2 - Desde quando surgiu este fascínio pelas grandes montanhas e qual foi a tua inspiração para esta "sede de chegar mais alto"?


Estou em crer que fascínio pelas nossas grandes montanhas vem dos tempos da adolescência. O sonho de chegar mais alto e desde aí contemplar o Mundo sempre acompanha a rebeldia da alma adolescente. Digamos que a atracção pelo novo e pelo desconhecido do grande mundo se liga a uma parte mais activa e ainda selvagem do nosso ser e contraria essa tendência mais conservadora de adaptação ao nosso pequeno mundo que traz consigo o sedentarismo, alguma passividade e a acomodação, transformando-nos em homens mais domésticos. No fundo esta sede de chegar mais alto ancora num corpo capaz de sonhar e é uma recusa à normalização, à operacionalização e à banalização da Vida. As Montanhas devolvem-nos uma imagem do que Somos e tornam-nos importantes. As Montanhas são “Mães” exigentes e só aqueles que souberem ousar se tornarão seus filhos- Homens e Mulheres capazes de se conquistarem e de realizarem seus mais ousados sonhos. Os que correm loucos atrás dos sonhos ficarão pelo caminho. Os que sobem com passo firme e decidido, cientes dos seus limites mas também do seu potencial e que se mostrarem capazes de ler as janelas de oportunidade que as Montanhas sempre acabam por nos dar, chegarão ao Cume e sentirão essa outra Luz que sempre os tocará. E é com esse brilho no olhar que voltamos das Montanhas. O olhar de quem se conhece e de que assim também é capaz de conhecer e compreender o Outro.

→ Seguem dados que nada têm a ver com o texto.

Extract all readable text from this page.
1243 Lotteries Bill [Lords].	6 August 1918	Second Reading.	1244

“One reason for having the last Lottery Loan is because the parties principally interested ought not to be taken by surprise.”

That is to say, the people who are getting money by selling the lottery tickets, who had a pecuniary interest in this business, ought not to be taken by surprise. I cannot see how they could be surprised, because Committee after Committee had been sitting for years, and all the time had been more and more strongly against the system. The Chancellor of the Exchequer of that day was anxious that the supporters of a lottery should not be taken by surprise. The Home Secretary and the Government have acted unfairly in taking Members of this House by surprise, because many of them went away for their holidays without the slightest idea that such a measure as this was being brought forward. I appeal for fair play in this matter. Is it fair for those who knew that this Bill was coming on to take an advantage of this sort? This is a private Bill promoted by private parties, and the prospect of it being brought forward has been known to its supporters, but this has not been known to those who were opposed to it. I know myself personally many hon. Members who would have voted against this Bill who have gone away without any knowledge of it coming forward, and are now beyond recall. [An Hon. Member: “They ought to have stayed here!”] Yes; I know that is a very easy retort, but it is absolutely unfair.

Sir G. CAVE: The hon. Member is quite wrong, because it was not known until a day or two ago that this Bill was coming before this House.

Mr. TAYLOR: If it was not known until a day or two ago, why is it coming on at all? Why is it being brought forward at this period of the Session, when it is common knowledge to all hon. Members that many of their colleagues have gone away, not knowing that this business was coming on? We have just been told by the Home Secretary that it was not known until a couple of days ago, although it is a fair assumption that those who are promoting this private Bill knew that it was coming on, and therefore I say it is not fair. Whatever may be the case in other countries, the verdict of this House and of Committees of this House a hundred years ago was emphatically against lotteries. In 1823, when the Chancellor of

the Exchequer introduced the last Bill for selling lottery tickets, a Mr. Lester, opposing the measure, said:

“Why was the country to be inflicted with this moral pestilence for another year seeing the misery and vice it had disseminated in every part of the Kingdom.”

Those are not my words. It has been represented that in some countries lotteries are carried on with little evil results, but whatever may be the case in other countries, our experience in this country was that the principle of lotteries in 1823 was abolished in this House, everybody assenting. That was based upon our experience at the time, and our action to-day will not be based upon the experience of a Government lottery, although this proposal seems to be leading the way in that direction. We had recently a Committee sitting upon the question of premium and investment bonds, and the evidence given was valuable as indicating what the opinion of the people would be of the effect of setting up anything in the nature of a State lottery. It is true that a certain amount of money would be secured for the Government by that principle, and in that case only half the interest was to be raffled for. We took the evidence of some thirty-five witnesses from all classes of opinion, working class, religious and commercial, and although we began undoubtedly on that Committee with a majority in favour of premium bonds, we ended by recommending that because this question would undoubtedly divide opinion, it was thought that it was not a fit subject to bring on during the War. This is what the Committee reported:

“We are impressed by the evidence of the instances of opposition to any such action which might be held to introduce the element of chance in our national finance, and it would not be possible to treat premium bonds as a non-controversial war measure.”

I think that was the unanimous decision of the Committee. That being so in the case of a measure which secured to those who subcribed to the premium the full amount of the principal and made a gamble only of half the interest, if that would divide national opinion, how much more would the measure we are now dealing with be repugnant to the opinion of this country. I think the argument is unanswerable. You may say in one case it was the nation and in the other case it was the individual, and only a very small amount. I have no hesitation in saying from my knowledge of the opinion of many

3 - Quando e onde iniciaste a tua formação em alpinismo?

A formação em alpinismo começou com a minha chegada ao continente, vindo dos Açores, em 2006 e coincidiu com a necessidade sentida de encontrar outra família para caminhar. Comecei com a Papa-Léguas e comecei bem. As gentes que encontrei partilhavam do mesmo amor à vida e às montanhas. Depois aderi ao CAAL (Clube de Actividades de Ar Livre), onde fiz formação em Orientação e comecei a integrar as actividades do GDAMO- Grupo de Dinamização de Actividades de Montanha. E as Montanhas foram-se tornando cada vez mais altas. Dos 2.351 m do Pico vieram cumes cada vez maiores. E aconteceram magníficas invernais- uma no Teide (3.718m) e duas subidas ao Jbel Toubkal (4.167m)- ao mesmo tempo que comecei a sentir necessidade de melhorar as minhas competências técnicas em Alta Montanha. Em 2009 na companhia dum amigo fomos para Espanha fazer formação em Alpinismo. E é completamente diferente fazer essa formação em Espanha, com Guias de Alta Montanha, com certificação UIAGM. Infelizmente, em Portugal, não temos nenhum Guia de Alta Montanha e isso é, de facto, um limite. Manuel Macarro Perez, Guia de Alta Montanha UIAGM, deu-nos uma formação exigente e plurifacetada que nos preparou para os desafios de Montanhas mais técnicas. E foi na sequência dessa formação que conseguimos abrir uma nova via na Serra de Béjar, simpaticamente designada por Canal Lusa- um canal de neve e gelo com inclinação de 60º em que utilizámos “un juego de fisureros, 5 friends (pequeños y medianos), 2 anclas de nieve y 5 cintas express largas “. E, depois, com naturalidade, veio o Ararat (5.137m) e o desafio do Stok Kangri (6.152m).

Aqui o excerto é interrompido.